Watching his friend George Romero make his zombie films, Stephen King may have thought it looked like such fun that he decided to write his own, in the form of his 2006 novel Cell. Ten years later, it is now a legit zombie film, co-scripted by King himself, though it hasn’t turned out to be much fun. King’s premise is that a cell-phone frequency has turned people using the devices into marauding killers. They’re not quite zombies, not as we’ve come to define them; they’re more like the rage-filled berserkers in Romero’s The Crazies, Danny Boyle’s 28 Days Later, or Garth Ennis’ comic book Crossed. In short, they don’t eat flesh, but they do enjoy making more of themselves.
The first reel or so of Cell packs a spiraling, whoa-man-what-the-hell-was-that punch in the gut. We meet comic-book writer/artist Clay (John Cusack) at a Boston airport, with everyone glued to their cell phones. Fairly rapidly, and with no explanation or preparation, the situation goes pear-shaped. People start frothing at the mouth and attacking anyone they look at; Clay barely escapes to the subway, where he meets operator Tom (Samuel L. Jackson) and decides to beat feet out of the city in search of his little boy and his estranged wife. Now, nobody in Romero’s zombie masterpiece Dawn of the Dead needed a sappy motivation like I Gotta Find My Kid; it was sufficient that they merely wanted to stay alive, and they were wrought well enough that we agreed that they should.
Cusack and Jackson also co-starred in 1408, an earlier King adaptation; the consensus is that 1408 is the better film, though I hardly see how it could be worse. Cell swipes every po-faced survivalist horror template — much walking around, picking up other survivors (including Isabelle Fuhrman as a teenager who had to kill her own cell-afflicted mom), searching houses, finding guns aplenty, none of which is locked up. Many of the attack sequences, ineptly staged by director Tod Williams, are hyper-edited into frenetic image salad.
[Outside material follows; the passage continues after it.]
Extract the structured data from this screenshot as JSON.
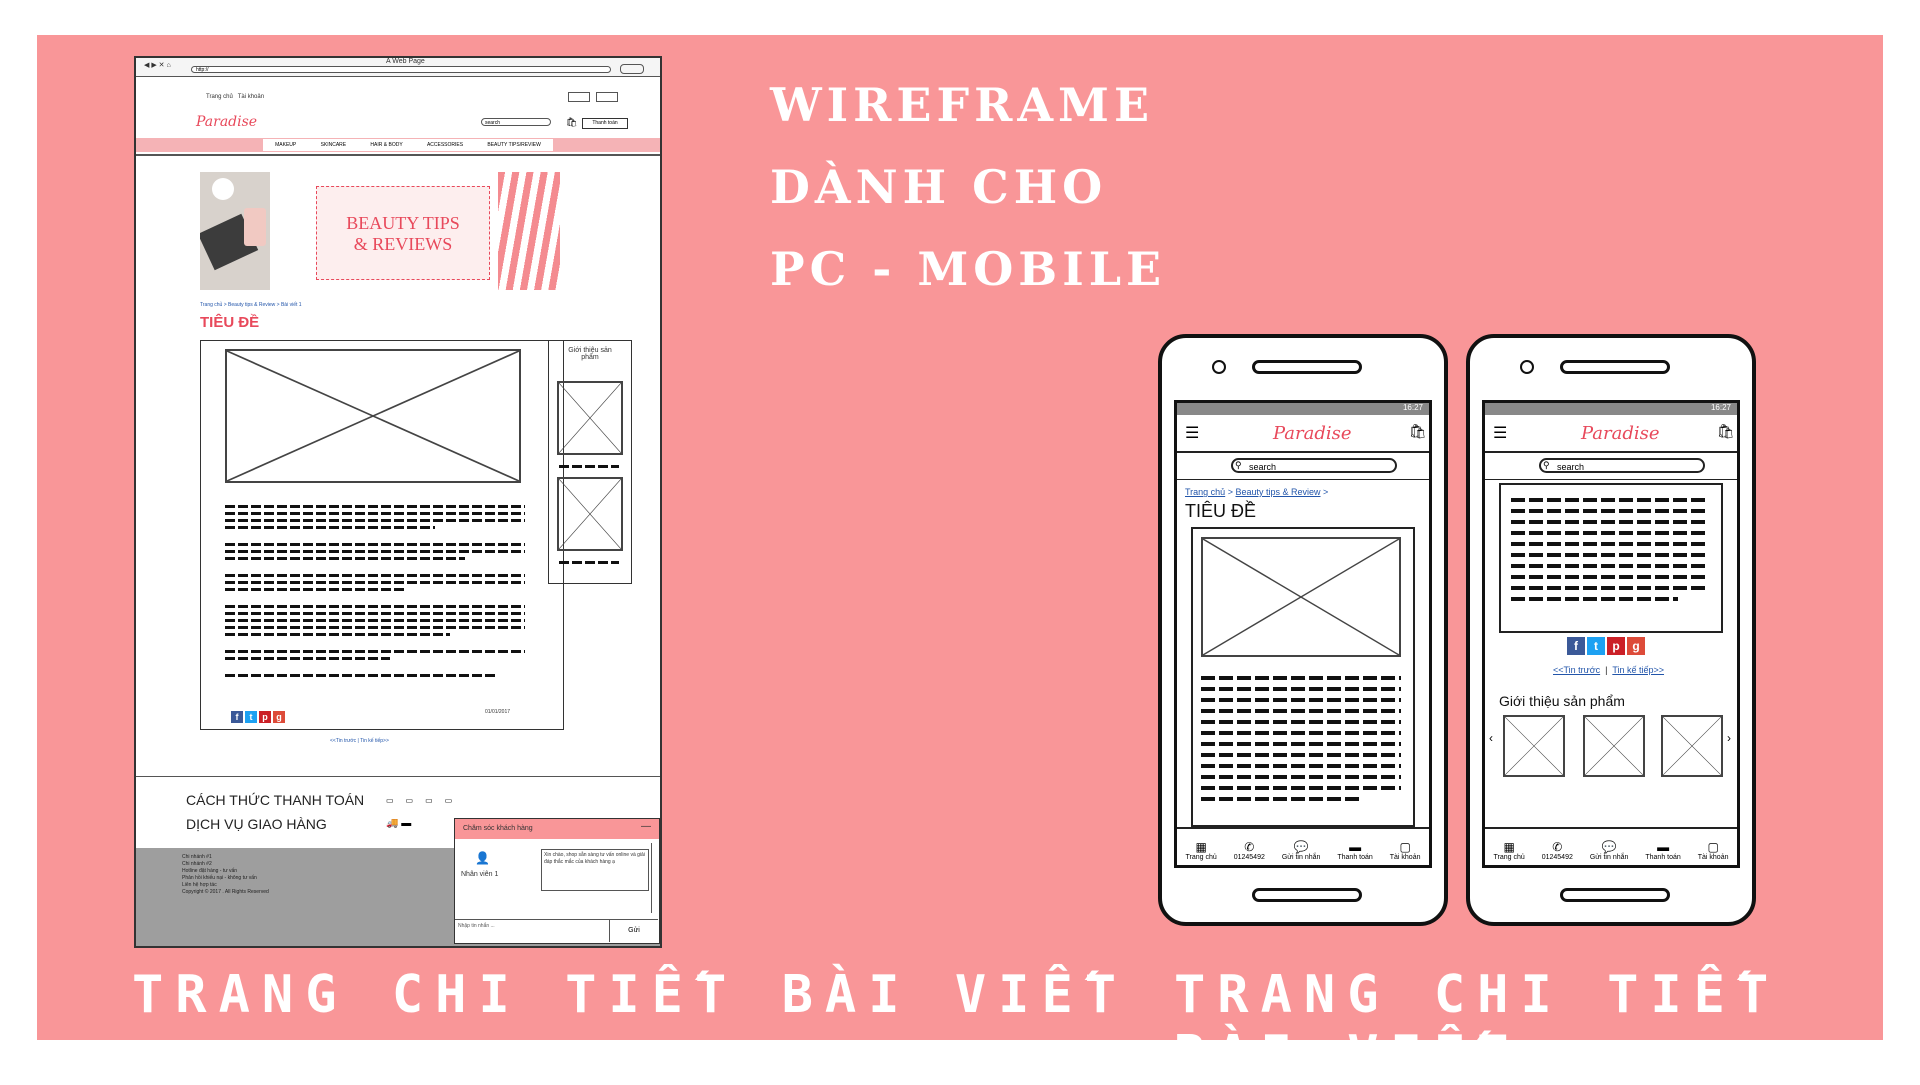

Our heroes keep meeting weirdoes like Stacy Keach as a headmaster who delivers a nice juicy infodump and Anthony Reynolds as an ice cream van driver delirious from sleeplessness who keeps something quite different from ice cream in his vehicle.
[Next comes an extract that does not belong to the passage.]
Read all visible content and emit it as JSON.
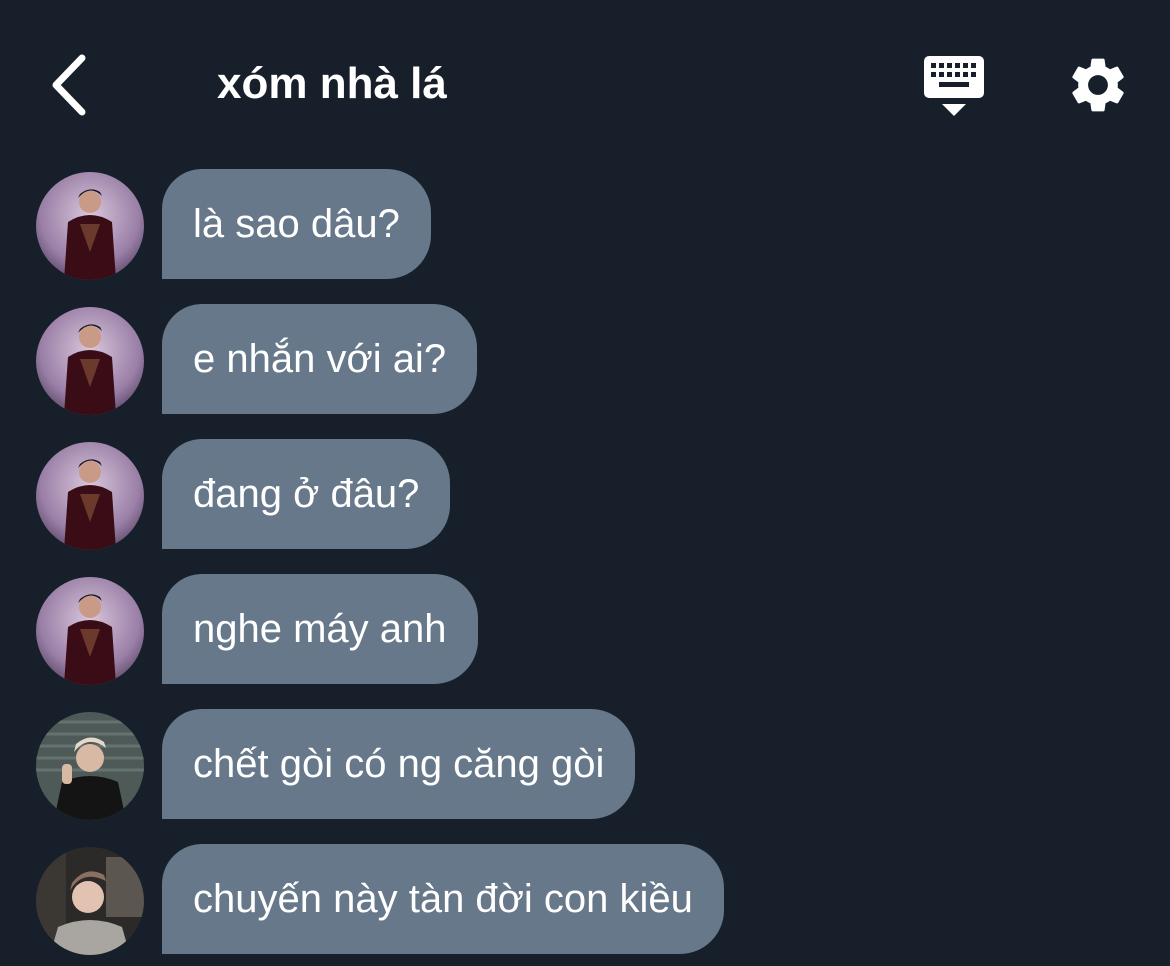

King loves his mysterious Manson-esque avatars of evil, here giving us an off-brand Randall Flagg in a red hoodie who seems to be the leader of the “phoners.” This Walkin’ Dude appears in everyone’s nightmares and seems to have manifested in Clay’s graphic novel. Do I have to read the book to find out why? The movie is little help. Cell doesn’t hide much under the hood, no commentary on how everyone’s umbilically attached to their phones (not even any on-the-nose satirical snarks like the ones in Dawn of the Dead about the mall being an important place to the zombies). It’s just another cut-‘em-if-they-stand, shoot-‘em-if-they-run splatter movie with a techie twist, and not even a cautionary twist.
Keach’s headmaster hypothesizes that the “phoners” are the next evolutionary step, the sort of dumb-ass thing you expect eggheads in this kind of movie to opine. We never do get a decent explanation for why this is happening now, what started it, and what the “phoners” and their leader want aside from milling around in flock-like circles. Cell is empty and meaningless, though it’s gloomy and slow-moving enough to feign some philosophical weight. Jackson files one of his quieter performances, while poor Cusack is stuck in a role with almost no humor or charm. As I write this, Cusack has just turned fifty. Once a quick and forceful kickboxer, he seems to have slowed down quite a bit — there’s a shot of him running that made me worry about his lumbar region. I want to see him in movies for years to come — just not in movies like Cell.